I’m always hunting for ways to make my work more efficient, error free, and reproducible. I’m particularly obsessed with pipelines that eliminate inconsistencies between the data, code, and tables.

Pasting results into papers seems like a waste of time and an unnecessary opportunity for errors to enter the paper, and my system1 of piping of results from Stata or Python directly into Overleaf eliminates much of the copy-paste malebolge. However, I’ve always wondered if there was a straightforward way to pass things like sample counts and other data out of Stata (where I produce most of my results) into the Overleaf draft and reference them there.

The most obvious place for this is the sample selection discussion in a manuscript. This discussion is unlikely to change from draft to draft, but the actual sample size may change as datasets are expanded, controls added, sample restrictions introduced, etc. Stata makes this quite easy (thanks, as usual, to Ben Jann).

First we can define and reference numeric objects in LaTeX like this:

\documentclass{article}
% this import allows us to specify formatting:
\usepackage[group-separator={,},group-minimum-digits={3}]{siunitx}

\title{Quick example}

\begin{document}

% declare a count:
\newcount\example
% assign a value to it:
\example=599884422

\the\example \ is the number without formatting.

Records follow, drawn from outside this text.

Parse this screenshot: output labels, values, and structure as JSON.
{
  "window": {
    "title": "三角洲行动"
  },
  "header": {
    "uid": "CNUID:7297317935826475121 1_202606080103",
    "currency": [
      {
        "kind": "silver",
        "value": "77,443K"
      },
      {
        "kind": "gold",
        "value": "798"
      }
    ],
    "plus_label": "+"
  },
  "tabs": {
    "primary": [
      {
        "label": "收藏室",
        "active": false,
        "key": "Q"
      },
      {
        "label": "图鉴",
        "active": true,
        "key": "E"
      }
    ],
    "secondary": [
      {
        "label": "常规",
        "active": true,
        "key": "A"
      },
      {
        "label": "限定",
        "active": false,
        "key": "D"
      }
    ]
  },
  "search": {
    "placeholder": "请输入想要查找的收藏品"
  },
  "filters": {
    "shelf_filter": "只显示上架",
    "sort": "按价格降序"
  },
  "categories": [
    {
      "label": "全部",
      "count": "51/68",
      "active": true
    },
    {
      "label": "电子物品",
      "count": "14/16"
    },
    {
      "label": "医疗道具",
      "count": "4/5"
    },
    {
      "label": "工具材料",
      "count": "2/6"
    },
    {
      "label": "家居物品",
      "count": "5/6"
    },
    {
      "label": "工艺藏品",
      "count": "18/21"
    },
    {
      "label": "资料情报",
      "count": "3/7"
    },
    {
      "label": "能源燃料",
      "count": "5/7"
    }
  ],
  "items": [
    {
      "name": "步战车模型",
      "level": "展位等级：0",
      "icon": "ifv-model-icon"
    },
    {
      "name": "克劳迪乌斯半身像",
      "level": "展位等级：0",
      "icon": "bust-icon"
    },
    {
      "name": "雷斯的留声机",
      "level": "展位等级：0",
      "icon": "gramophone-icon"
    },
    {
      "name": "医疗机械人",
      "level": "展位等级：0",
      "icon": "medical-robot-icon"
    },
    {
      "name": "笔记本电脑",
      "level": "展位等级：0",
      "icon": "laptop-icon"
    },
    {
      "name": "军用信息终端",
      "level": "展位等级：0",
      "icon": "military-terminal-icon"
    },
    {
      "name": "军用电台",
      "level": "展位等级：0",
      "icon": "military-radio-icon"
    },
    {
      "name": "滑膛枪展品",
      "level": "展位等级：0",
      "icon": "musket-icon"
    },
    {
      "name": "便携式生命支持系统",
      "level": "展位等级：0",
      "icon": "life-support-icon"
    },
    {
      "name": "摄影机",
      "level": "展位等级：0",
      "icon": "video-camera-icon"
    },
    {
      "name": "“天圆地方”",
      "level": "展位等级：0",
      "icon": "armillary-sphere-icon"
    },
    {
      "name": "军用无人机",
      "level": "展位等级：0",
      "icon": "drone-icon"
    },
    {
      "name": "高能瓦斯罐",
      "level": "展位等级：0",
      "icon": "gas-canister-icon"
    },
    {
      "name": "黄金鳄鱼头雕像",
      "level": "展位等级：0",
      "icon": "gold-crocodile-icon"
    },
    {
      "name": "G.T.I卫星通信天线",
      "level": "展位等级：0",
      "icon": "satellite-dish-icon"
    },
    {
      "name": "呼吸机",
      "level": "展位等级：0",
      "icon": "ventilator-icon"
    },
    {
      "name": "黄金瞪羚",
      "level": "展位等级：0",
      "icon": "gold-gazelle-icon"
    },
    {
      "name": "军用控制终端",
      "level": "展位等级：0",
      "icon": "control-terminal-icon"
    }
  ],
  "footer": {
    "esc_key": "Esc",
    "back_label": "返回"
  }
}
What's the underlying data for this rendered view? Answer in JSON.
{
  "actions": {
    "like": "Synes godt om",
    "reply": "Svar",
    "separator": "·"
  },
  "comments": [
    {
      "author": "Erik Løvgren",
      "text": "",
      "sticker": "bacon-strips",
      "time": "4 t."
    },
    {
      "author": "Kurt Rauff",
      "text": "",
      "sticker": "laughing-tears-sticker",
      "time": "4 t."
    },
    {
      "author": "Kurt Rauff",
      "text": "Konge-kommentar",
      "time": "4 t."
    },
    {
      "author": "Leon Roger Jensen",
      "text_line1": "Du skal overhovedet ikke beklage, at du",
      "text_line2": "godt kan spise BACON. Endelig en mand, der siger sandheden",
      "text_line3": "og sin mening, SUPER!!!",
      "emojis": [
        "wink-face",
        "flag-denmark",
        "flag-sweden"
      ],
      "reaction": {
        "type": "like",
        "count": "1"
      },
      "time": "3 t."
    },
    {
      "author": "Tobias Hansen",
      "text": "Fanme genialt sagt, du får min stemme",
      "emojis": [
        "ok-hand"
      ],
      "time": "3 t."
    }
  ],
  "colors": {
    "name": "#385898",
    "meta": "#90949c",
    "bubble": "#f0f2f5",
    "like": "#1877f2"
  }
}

\num{\the\example} is the number with formatting.

\end{document}

Which gives us this:

Quick example

Honestly, reading the siunitx documentation is the most fiddly part of this. Then we can use Ben Jann’s devilishly simple yet powerful texdoc (ssc install texdoc) to export a simple file with some numbers in it from Stata:

// load some data
sysuse auto
// set aside some counts in local macros
count if foreign == 1
local foreign = r(N)
count if foreign == 0
local domestic = r(N)

// fire up texdoc
texdoc init samples.tex, replace force // note the options here are required to use texdoc this way
// write lines declaring counts with local macros:
texdoc write \newcount\forsample
texdoc write \forsample=`foreign'
texdoc write \newcount\domsample
texdoc write \domsample=`foreign'

Now you have a file samples.tex that reads:

\newcount\forsample
\forsample=22
\newcount\domsample
\domsample=52

Which you can load into your LaTeX document with an \input{} statement:

\documentclass{article}

\usepackage[group-separator={,},group-minimum-digits={3}]{siunitx}
\title{Counting cars}

\begin{document}

\input{samples.tex}


There are \the\forsample \ foreign cars in the dataset, and \the\domsample \ domestic cars in the sample. There are \the\numexpr\domsample - \the\forsample\relax \ more domestic cars than foreign cars in the sample.  

\end{document}

Which compiles to this:

Counting cars

So far I’ve been using this in the sample size discussions in papers without causing my coauthors to riot.

  1. I’m certainly over claiming here. What I’m calling “my system” seems like the main thing B-School empiricists would use LaTeX for.